- Born: 7 November 1965 Mbarara District, Uganda
- Died: 7 February 2026 (aged 60)
- Occupation: Military officer
- Title: Former Deputy Commander of the UPDF Land Forces

= Francis Takirwa =

Ugandan general (1965–2026)

Major General Francis Takirwa (7 November 1965 – 7 February 2026) was a Ugandan military officer who, at the time of his death, served as the deputy commander of the UPDF Land Forces. He had previously served as the commanding officer of the Second Division of the Uganda People's Defence Forces, based in the city of Mbarara in the Western Region of Uganda.
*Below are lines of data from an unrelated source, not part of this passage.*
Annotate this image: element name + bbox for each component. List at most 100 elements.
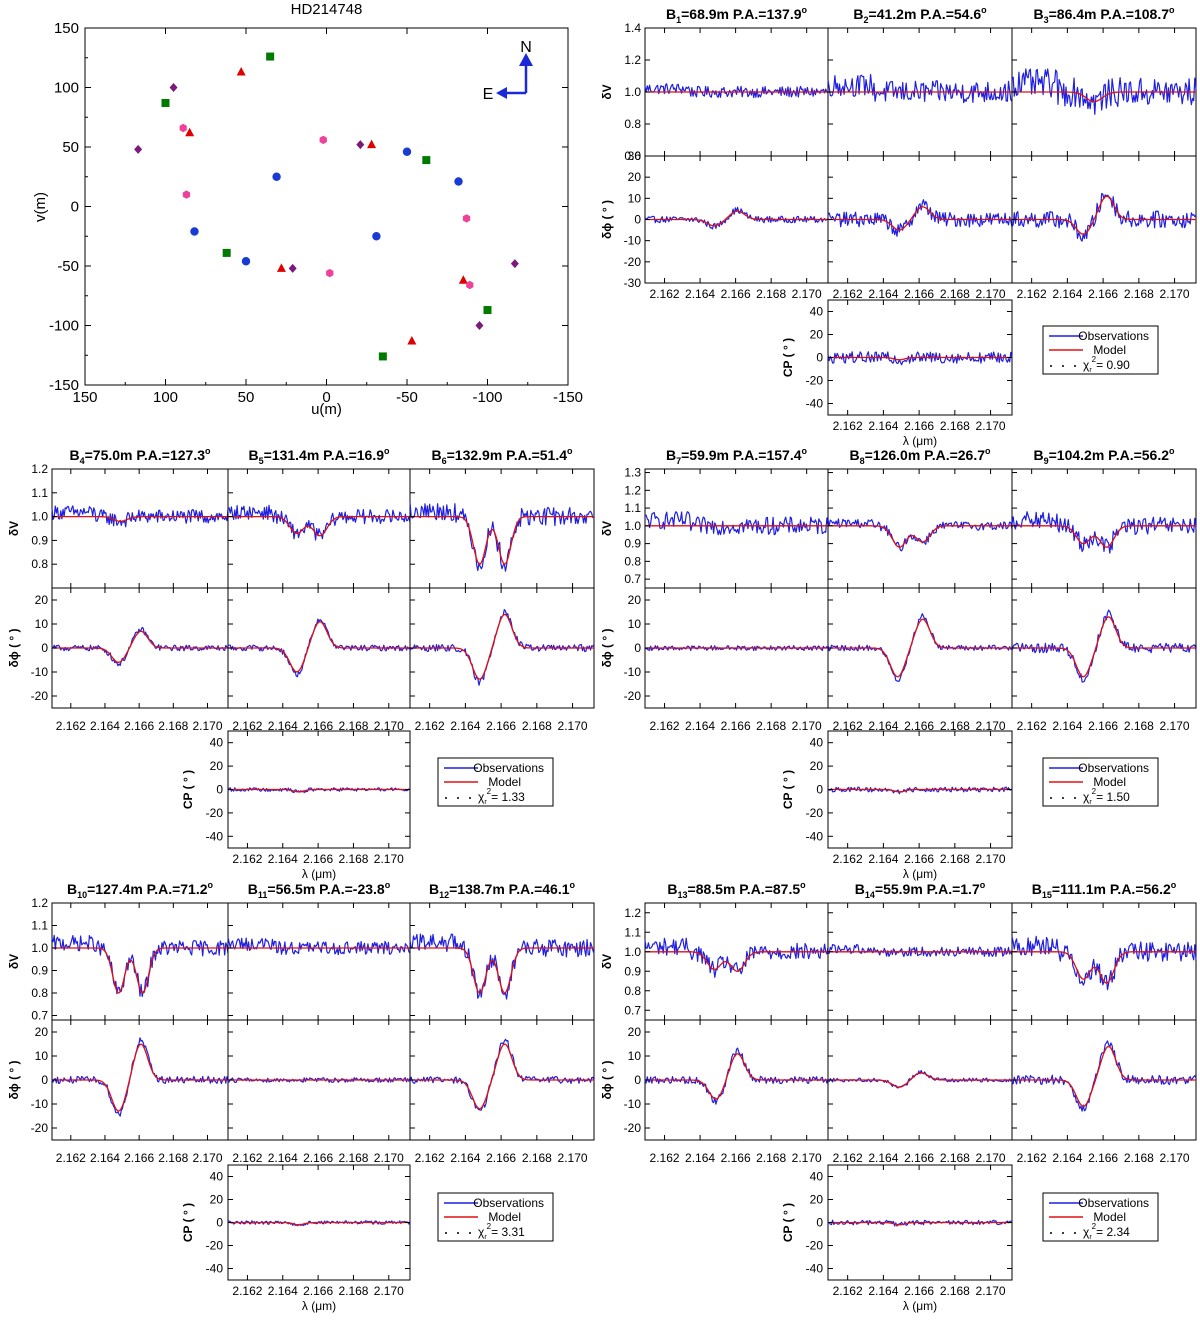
baseline-degree-symbol: o [1169, 5, 1175, 15]
dphi-y-tick-label: 10 [628, 1049, 642, 1063]
baseline-length-pa: =111.1m P.A.=56.2 [1052, 881, 1171, 897]
dv-model-line [828, 525, 1012, 548]
cp-x-tick-label: 2.162 [833, 1284, 863, 1298]
cp-model-line [828, 356, 1012, 361]
baseline-title: B15=111.1m P.A.=56.2o [1032, 880, 1177, 900]
dphi-x-tick-label: 2.170 [1160, 719, 1190, 733]
dphi-model-line [1012, 1045, 1196, 1107]
dphi-x-tick-label: 2.166 [303, 1151, 333, 1165]
cp-model-line [228, 1221, 410, 1226]
cp-x-axis-label: λ (μm) [302, 867, 336, 881]
dphi-x-tick-label: 2.168 [522, 1151, 552, 1165]
dphi-x-tick-label: 2.164 [685, 287, 715, 301]
dv-observation-line [228, 504, 411, 541]
dphi-y-axis-label: δϕ ( ° ) [600, 628, 614, 667]
baseline-length-pa: =86.4m P.A.=108.7 [1049, 6, 1170, 22]
legend-chi-dot [457, 797, 459, 799]
dphi-model-line [228, 621, 410, 673]
dv-panel-frame [644, 468, 829, 589]
dv-panel-frame [644, 902, 829, 1021]
cp-y-axis-label: CP ( ° ) [781, 338, 795, 377]
dphi-x-tick-label: 2.168 [756, 287, 786, 301]
legend-chi-dot [445, 797, 447, 799]
uv-y-tick-label: -150 [49, 377, 79, 394]
uv-point-hexagon [326, 268, 334, 278]
dphi-x-tick-label: 2.166 [486, 719, 516, 733]
legend-chi-value: = 3.31 [491, 1225, 525, 1239]
baseline-index: 14 [865, 890, 875, 900]
legend-chi-squared: χr2= 1.50 [1083, 787, 1130, 806]
cp-x-tick-label: 2.166 [904, 852, 934, 866]
dphi-x-tick-label: 2.164 [868, 719, 898, 733]
cp-model-line [228, 788, 410, 793]
uv-point-diamond [288, 263, 297, 273]
dv-observation-line [827, 943, 1013, 958]
baseline-degree-symbol: o [981, 5, 987, 15]
dphi-y-tick-label: 20 [628, 593, 642, 607]
dphi-x-tick-label: 2.166 [721, 1151, 751, 1165]
cp-x-tick-label: 2.164 [868, 1284, 898, 1298]
dv-observation-line [827, 518, 1013, 552]
cp-x-tick-label: 2.170 [374, 852, 404, 866]
legend-chi-superscript: 2 [487, 1222, 492, 1231]
dphi-y-tick-label: -20 [624, 1121, 642, 1135]
uv-point-circle [372, 232, 381, 241]
uv-y-tick-label: 50 [62, 139, 79, 156]
baseline-label: B [67, 881, 77, 897]
dphi-x-tick-label: 2.164 [1052, 1151, 1082, 1165]
baseline-length-pa: =56.5m P.A.=-23.8 [267, 881, 384, 897]
legend-observations-label: Observations [1078, 329, 1149, 343]
cp-x-tick-label: 2.168 [338, 852, 368, 866]
dphi-model-line [1012, 616, 1196, 678]
dphi-y-tick-label: -10 [624, 665, 642, 679]
dphi-y-tick-label: 0 [634, 213, 641, 227]
dv-panel-frame [51, 902, 229, 1021]
dphi-x-tick-label: 2.162 [56, 1151, 86, 1165]
cp-y-tick-label: -40 [806, 397, 824, 411]
dphi-x-tick-label: 2.162 [833, 719, 863, 733]
dphi-x-tick-label: 2.164 [268, 719, 298, 733]
dphi-x-tick-label: 2.168 [158, 1151, 188, 1165]
baseline-title: B4=75.0m P.A.=127.3o [69, 446, 211, 466]
baseline-label: B [666, 447, 676, 463]
dphi-x-tick-label: 2.164 [450, 719, 480, 733]
uv-x-tick-label: -150 [553, 389, 583, 406]
dphi-y-tick-label: -20 [31, 689, 49, 703]
dphi-x-tick-label: 2.168 [940, 287, 970, 301]
baseline-index: 8 [860, 456, 865, 466]
dphi-x-tick-label: 2.170 [1160, 287, 1190, 301]
baseline-index: 6 [442, 456, 447, 466]
cp-observation-line [827, 351, 1013, 366]
legend-chi-superscript: 2 [1092, 355, 1097, 364]
baseline-label: B [855, 881, 865, 897]
dv-panel-frame [409, 468, 595, 589]
dphi-y-axis-label: δϕ ( ° ) [7, 1060, 21, 1099]
cp-x-tick-label: 2.162 [232, 852, 262, 866]
cp-y-tick-label: -40 [806, 1262, 824, 1276]
cp-x-tick-label: 2.168 [940, 852, 970, 866]
baseline-index: 2 [864, 15, 869, 25]
dv-y-tick-label: 1.0 [624, 85, 641, 99]
legend-chi-symbol: χ [1083, 358, 1090, 372]
cp-x-tick-label: 2.164 [868, 419, 898, 433]
cp-y-tick-label: 0 [816, 783, 823, 797]
dphi-x-tick-label: 2.170 [792, 1151, 822, 1165]
dphi-x-tick-label: 2.162 [1017, 719, 1047, 733]
dv-y-tick-label: 1.0 [624, 519, 641, 533]
dphi-x-tick-label: 2.166 [1088, 1151, 1118, 1165]
dphi-y-tick-label: 20 [628, 170, 642, 184]
legend-chi-dot [1062, 1232, 1064, 1234]
cp-y-tick-label: -20 [806, 806, 824, 820]
baseline-title: B3=86.4m P.A.=108.7o [1033, 5, 1175, 25]
cp-y-tick-label: 0 [216, 1216, 223, 1230]
legend-chi-dot [1074, 1232, 1076, 1234]
dphi-x-tick-label: 2.166 [904, 719, 934, 733]
dphi-y-axis-label: δϕ ( ° ) [600, 1060, 614, 1099]
baseline-length-pa: =127.4m P.A.=71.2 [87, 881, 208, 897]
uv-point-diamond [169, 83, 178, 92]
dphi-x-tick-label: 2.170 [192, 719, 222, 733]
uv-plot-title: HD214748 [291, 1, 363, 18]
legend-chi-symbol: χ [1083, 790, 1090, 804]
dphi-x-tick-label: 2.164 [268, 1151, 298, 1165]
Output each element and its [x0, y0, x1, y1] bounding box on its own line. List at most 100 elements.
==Early life and education==
Takirwa was born in Mbarara District on 7 November 1965. He attended Mbarara Junior School for his primary education. He then studied at Mbarara High School for his O-Level studies. He joined the Uganda Military soon thereafter.
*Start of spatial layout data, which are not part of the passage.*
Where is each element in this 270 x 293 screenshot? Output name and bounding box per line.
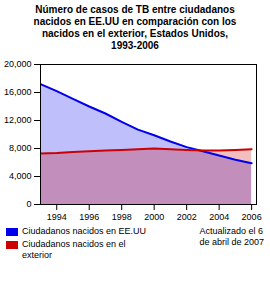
svg-text:2006: 2006 — [242, 212, 262, 222]
svg-text:8,000: 8,000 — [9, 143, 32, 153]
html-text:Número de casos de TB entre ci: Número de casos de TB entre ciudadanos n… — [33, 4, 237, 51]
svg-text:1996: 1996 — [79, 212, 99, 222]
html-text:Ciudadanos nacidos en EE.UU: Ciudadanos nacidos en EE.UU — [22, 226, 147, 236]
svg-text:1998: 1998 — [112, 212, 132, 222]
html-text:Ciudadanos nacidos en el exter: Ciudadanos nacidos en el exterior — [22, 238, 126, 260]
svg-text:1994: 1994 — [47, 212, 67, 222]
svg-text:2004: 2004 — [209, 212, 229, 222]
svg-text:2002: 2002 — [177, 212, 197, 222]
svg-text:0: 0 — [26, 199, 31, 209]
svg-text:20,000: 20,000 — [4, 59, 32, 69]
svg-text:16,000: 16,000 — [4, 87, 32, 97]
html-text:Actualizado el 6 de abril de 2: Actualizado el 6 de abril de 2007 — [199, 226, 264, 247]
svg-text:4,000: 4,000 — [9, 171, 32, 181]
svg-text:2000: 2000 — [144, 212, 164, 222]
svg-text:12,000: 12,000 — [4, 115, 32, 125]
In 1994, he attended a Junior Command and Staff Course at the Uganda Junior Staff College, in Jinja. He then went on to attend a Company Commanders Course at the Tanzania Military Academy at Monduli, in 1998. Later in 2006, he attended an Army Senior Command Course at Nanjig Army Command College, in Nanjing, China. In 2009, he obtained a Diploma in African Strategic Studies from the Nasser Higher Military Academy, in Giza, Egypt. He then attended an Executive National Security Programme at the South African National Defence College.

==Career==
Takirwa's service in the Ugandan military dates back to 1989. He served in different leadership roles in the military, including a tour in Somalia, as part of the UPDF contingent to AMISOM, from 2011 until 2012. Before his last position, Takirwa was the chief of Education, Sports and Culture in the UPDF. As commander of the 2nd UPDF Division, he replaced Brigadier Kayanja Muhanga who proceeded for further studies at the South African National Defence College.

==Other considerations==
Takirwa was also an army representative in the 10th Parliament (2016–2021). In 2022, he was appointed acting deputy command of Land forces. He also served as the Chief of Education, Sports, and Culture in the Ugandan army.

==Death==
Takirwa died on 7 February 2026, at the age of 60.